Three men, including two ex-Marines, have been charged with the manufacture, possession, and distribution of guns, ammunition and accessories. One of them was tied through court documents to an unspecified terrorism-related count, and, according to a senior law enforcement official, had ties to extremist groups and a “list” of names but would not characterize it further.
Alicia Garza, co-founder of Black Lives Matter, tweeted Friday that she was informed by the FBI that her name was on a list obtained during an investigation connected to the arrest of a Boise, Idaho, man affiliated with white supremacist groups.
Garza in a tweet said the FBI told her “they arrested a man in Idaho on weapons charges who they believe was affiliated with white supremacist groups. They found my name on a list in his home, alongside others.”
The FBI declined direct comment on any of those details and would not discuss the scope of its investigation, the name of the suspect, alleged ties to extremist groups or the list Garza referenced. The agency noted it “routinely notifies individuals and organizations of information collected during the course of an investigation that may be perceived as potentially threatening in nature … and to assist them in taking proper steps to ensure their safety.”
Jordan Duncan, 25, identified in a Department of Justice news release about the gun case, was also recently charged in U.S. District Court in Boise with sex trafficking of children and terrorism transcending national boundaries. There was no mention of those counts during a detention hearing in Boise on Tuesday where a judge ruled that Duncan could be transferred to face charges with the two other co-conspirators related to the weapons charges, in the Eastern District of North Carolina.
Paul James Kryscuk, 35, also waived his right to a detention hearing and will be transported to North Carolina by U.S. Marshals
Kryscuk and Liam Montgomery Collins, 21, were charged with three counts including conspiracy to manufacture firearms and ship them interstate, interstate transportation of firearms without a license, and interstate transportation of a firearm not registered as required.
The men sought to “unlawfully enrich themselves and others, by among other things, manufacturing and selling hard to obtain firearms and firearm parts in a manner that the ‘government would not know’ the purchasers had them,” the indictment stated.
The documents allege that since May 2019, Collins has made multiple money transfers through his personal account to Kryscuk to purchase firearms, including a 9mm pistol and suppressor and a short barrel rifle. Kryscuk is accused of purchasing items from vendors to manufacture firearms and suppressors. Officials say that he then mailed the weapons from Idaho to Jacksonville, North Carolina.

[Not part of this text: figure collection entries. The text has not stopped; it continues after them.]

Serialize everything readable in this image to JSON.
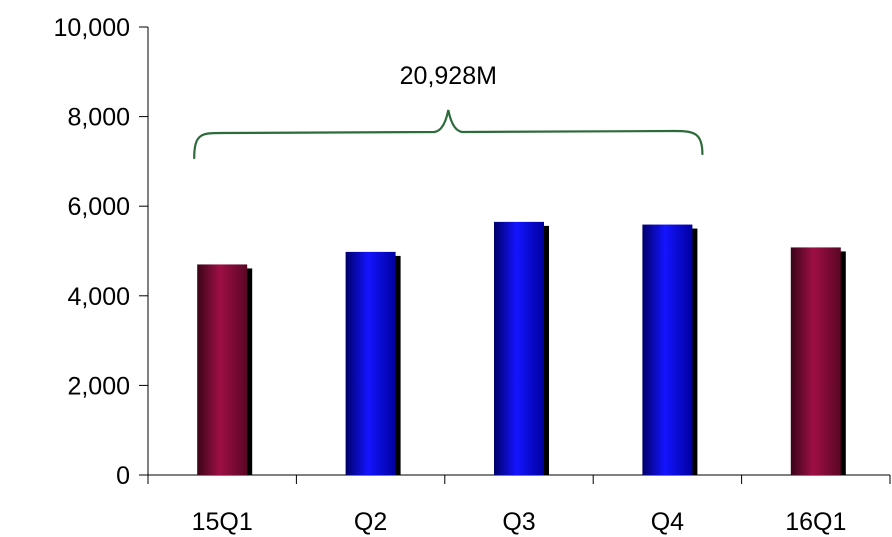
{
  "chart_data": {
    "type": "bar",
    "categories": [
      "15Q1",
      "Q2",
      "Q3",
      "Q4",
      "16Q1"
    ],
    "values": [
      4700,
      4980,
      5650,
      5590,
      5080
    ],
    "bar_colors": [
      "#8B0A3A",
      "#0A0AF0",
      "#0A0AF0",
      "#0A0AF0",
      "#8B0A3A"
    ],
    "ylim": [
      0,
      10000
    ],
    "yticks": [
      0,
      2000,
      4000,
      6000,
      8000,
      10000
    ],
    "ytick_labels": [
      "0",
      "2,000",
      "4,000",
      "6,000",
      "8,000",
      "10,000"
    ],
    "grid": false,
    "legend": "none",
    "annotation": {
      "text": "20,928M",
      "spans_categories": [
        "15Q1",
        "Q4"
      ],
      "color": "#2E6B3A"
    }
  }
}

Kryscuk also shipped the short barrel rifle, not registered as required by the federal government, to Collins. Duncan was aware of and participated in the conspiracy.

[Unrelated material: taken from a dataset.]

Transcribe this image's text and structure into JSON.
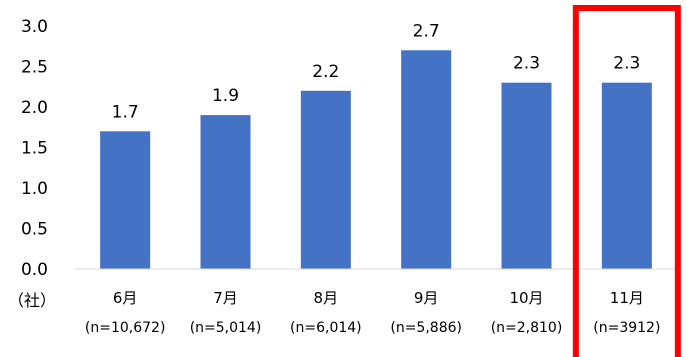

All three men were arrested in Idaho.
Attorneys for Duncan and Kryscuk did not immediately return e-mails seeking comment Thursday night. Collins‘ attorney could not immediately be reached for comment Thursday.

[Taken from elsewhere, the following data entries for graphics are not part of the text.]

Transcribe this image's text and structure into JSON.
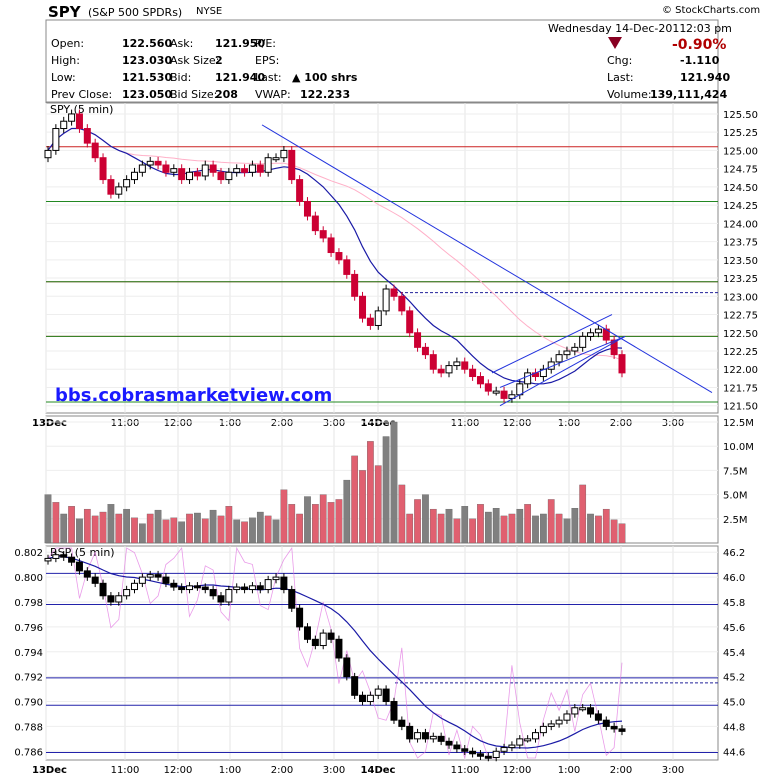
{
  "header": {
    "symbol": "SPY",
    "name": "(S&P 500 SPDRs)",
    "exchange": "NYSE",
    "copyright": "© StockCharts.com",
    "date": "Wednesday  14-Dec-2011",
    "time": "2:03 pm",
    "pct_change": "-0.90%",
    "stats_left": [
      {
        "label": "Open:",
        "value": "122.560"
      },
      {
        "label": "High:",
        "value": "123.030"
      },
      {
        "label": "Low:",
        "value": "121.530"
      },
      {
        "label": "Prev Close:",
        "value": "123.050"
      }
    ],
    "stats_mid": [
      {
        "label": "Ask:",
        "value": "121.950"
      },
      {
        "label": "Ask Size:",
        "value": "2"
      },
      {
        "label": "Bid:",
        "value": "121.940"
      },
      {
        "label": "Bid Size:",
        "value": "208"
      }
    ],
    "stats_mid2": [
      {
        "label": "P/E:",
        "value": ""
      },
      {
        "label": "EPS:",
        "value": ""
      },
      {
        "label": "Last:",
        "value": "100 shrs"
      },
      {
        "label": "VWAP:",
        "value": "122.233"
      }
    ],
    "stats_right": [
      {
        "label": "Chg:",
        "value": "-1.110"
      },
      {
        "label": "Last:",
        "value": "121.940"
      },
      {
        "label": "Volume:",
        "value": "139,111,424"
      }
    ]
  },
  "watermark": "bbs.cobrasmarketview.com",
  "colors": {
    "up": "#000000",
    "down": "#cc0033",
    "ma": "#1a1aa6",
    "ma_light": "#ffb0c8",
    "trend": "#2233dd",
    "hline_red": "#cc2222",
    "hline_green": "#228822",
    "vol_up": "#808080",
    "vol_down": "#e06070",
    "rsp_ma": "#9999cc",
    "rsp_pink": "#e070e0"
  },
  "chart_data": [
    {
      "type": "candlestick",
      "title": "SPY (5 min)",
      "x_labels": [
        "13Dec",
        "11:00",
        "12:00",
        "1:00",
        "2:00",
        "3:00",
        "14Dec",
        "11:00",
        "12:00",
        "1:00",
        "2:00",
        "3:00"
      ],
      "y_ticks": [
        121.5,
        121.75,
        122.0,
        122.25,
        122.5,
        122.75,
        123.0,
        123.25,
        123.5,
        123.75,
        124.0,
        124.25,
        124.5,
        124.75,
        125.0,
        125.25,
        125.5
      ],
      "ylim": [
        121.4,
        125.65
      ],
      "horizontal_levels_red": [
        125.05,
        123.2,
        122.45
      ],
      "horizontal_levels_green": [
        124.3,
        123.2,
        122.45,
        121.55
      ],
      "dashed_level": 123.05,
      "series": [
        {
          "name": "SPY",
          "close": [
            125.0,
            125.3,
            125.4,
            125.5,
            125.3,
            125.1,
            124.9,
            124.6,
            124.4,
            124.5,
            124.6,
            124.7,
            124.8,
            124.85,
            124.8,
            124.7,
            124.75,
            124.6,
            124.7,
            124.65,
            124.8,
            124.7,
            124.6,
            124.7,
            124.75,
            124.7,
            124.8,
            124.7,
            124.9,
            124.9,
            125.0,
            124.6,
            124.3,
            124.1,
            123.9,
            123.8,
            123.6,
            123.5,
            123.3,
            123.0,
            122.7,
            122.6,
            122.8,
            123.1,
            123.0,
            122.8,
            122.5,
            122.3,
            122.2,
            122.0,
            121.95,
            122.05,
            122.1,
            122.0,
            121.9,
            121.8,
            121.7,
            121.7,
            121.6,
            121.65,
            121.8,
            121.95,
            121.9,
            122.0,
            122.1,
            122.2,
            122.25,
            122.3,
            122.45,
            122.5,
            122.55,
            122.4,
            122.2,
            121.95
          ]
        }
      ]
    },
    {
      "type": "bar",
      "title": "Volume",
      "y_ticks": [
        "2.5M",
        "5.0M",
        "7.5M",
        "10.0M",
        "12.5M"
      ],
      "ylim": [
        0,
        12.5
      ],
      "values": [
        5.0,
        4.2,
        3.0,
        3.8,
        2.5,
        3.5,
        2.8,
        3.2,
        4.0,
        3.0,
        3.5,
        2.6,
        2.0,
        3.0,
        3.4,
        2.4,
        2.6,
        2.2,
        3.0,
        3.1,
        2.5,
        3.4,
        2.8,
        3.8,
        2.4,
        2.2,
        2.6,
        3.2,
        2.8,
        2.4,
        5.5,
        4.0,
        3.0,
        4.8,
        4.0,
        5.0,
        4.2,
        4.5,
        6.5,
        9.0,
        7.5,
        10.5,
        8.0,
        11.0,
        12.5,
        6.0,
        3.0,
        4.5,
        5.0,
        3.5,
        3.0,
        3.5,
        2.5,
        3.8,
        2.5,
        4.0,
        3.2,
        3.6,
        2.8,
        3.0,
        3.5,
        4.0,
        2.8,
        3.0,
        4.5,
        3.0,
        2.5,
        3.6,
        6.0,
        3.0,
        2.8,
        3.5,
        2.4,
        2.0
      ],
      "down": [
        false,
        true,
        false,
        true,
        false,
        true,
        true,
        true,
        false,
        true,
        false,
        true,
        false,
        true,
        false,
        true,
        true,
        false,
        true,
        false,
        true,
        false,
        true,
        true,
        false,
        true,
        false,
        false,
        true,
        false,
        true,
        true,
        true,
        false,
        true,
        true,
        true,
        true,
        false,
        true,
        true,
        true,
        true,
        false,
        false,
        true,
        true,
        true,
        false,
        true,
        true,
        false,
        true,
        false,
        true,
        true,
        false,
        false,
        true,
        true,
        false,
        true,
        false,
        false,
        true,
        true,
        false,
        false,
        true,
        false,
        true,
        true,
        true,
        true
      ]
    },
    {
      "type": "line",
      "title": "RSP (5 min)",
      "y_ticks_left": [
        0.786,
        0.788,
        0.79,
        0.792,
        0.794,
        0.796,
        0.798,
        0.8,
        0.802
      ],
      "y_ticks_right": [
        44.6,
        44.8,
        45.0,
        45.2,
        45.4,
        45.6,
        45.8,
        46.0,
        46.2
      ],
      "ylim": [
        0.7853,
        0.8025
      ],
      "dashed_level": 0.7915,
      "horizontal_levels": [
        0.8003,
        0.7978,
        0.7919,
        0.7897,
        0.7859
      ],
      "series": [
        {
          "name": "RSP",
          "values": [
            0.8015,
            0.8018,
            0.8016,
            0.8012,
            0.8005,
            0.8,
            0.7995,
            0.7985,
            0.798,
            0.7985,
            0.799,
            0.7995,
            0.8,
            0.8002,
            0.8,
            0.7995,
            0.7992,
            0.799,
            0.7993,
            0.7992,
            0.799,
            0.7985,
            0.798,
            0.799,
            0.7992,
            0.799,
            0.7993,
            0.799,
            0.7998,
            0.8,
            0.799,
            0.7975,
            0.796,
            0.795,
            0.7945,
            0.7955,
            0.795,
            0.7935,
            0.792,
            0.7905,
            0.79,
            0.7905,
            0.791,
            0.79,
            0.7885,
            0.788,
            0.787,
            0.7875,
            0.787,
            0.7872,
            0.7868,
            0.7865,
            0.7862,
            0.786,
            0.7858,
            0.7856,
            0.7855,
            0.786,
            0.7863,
            0.7865,
            0.787,
            0.787,
            0.7875,
            0.788,
            0.7882,
            0.7885,
            0.789,
            0.7895,
            0.7895,
            0.789,
            0.7885,
            0.788,
            0.7878,
            0.7876
          ]
        }
      ]
    }
  ]
}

Other documents related to Duncan’s alleged crimes or anything mentioning the “list” of names remain sealed.
Capt. Joseph Butterfield, Marine Corps Spokesman, told NBC News, that “Liam Collins, 21, and Jordan Duncan, 25, are former Marines. The Marine Corps will continue to assist the investigating authorities in any way we can. The serious allegations are not a reflection of the Marine Corps, do not reflect the oath every Marine takes to support and defend the constitution, and do not align with our core values of honor, courage, and commitment.”
Collins was reportedly among a group of U.S. servicemen whose name appeared on a neo-Nazi message board in 2019, spurring the Marines Corps to launch an investigation into his extremist ties.
The Marine Corps confirmed that Collins was discharged last month after three years of service. He was most recently assigned to Camp Lejeune.
“Collins’ premature discharge is indicative of the fact that the character of his service was incongruent with Marine Corps’ expectations and standards. Due to the associated administrative processes, further details are not releasable,” Capt. Butterfield said.
According to personnel records, Duncan served five years in the Marines, leaving the service in 2018.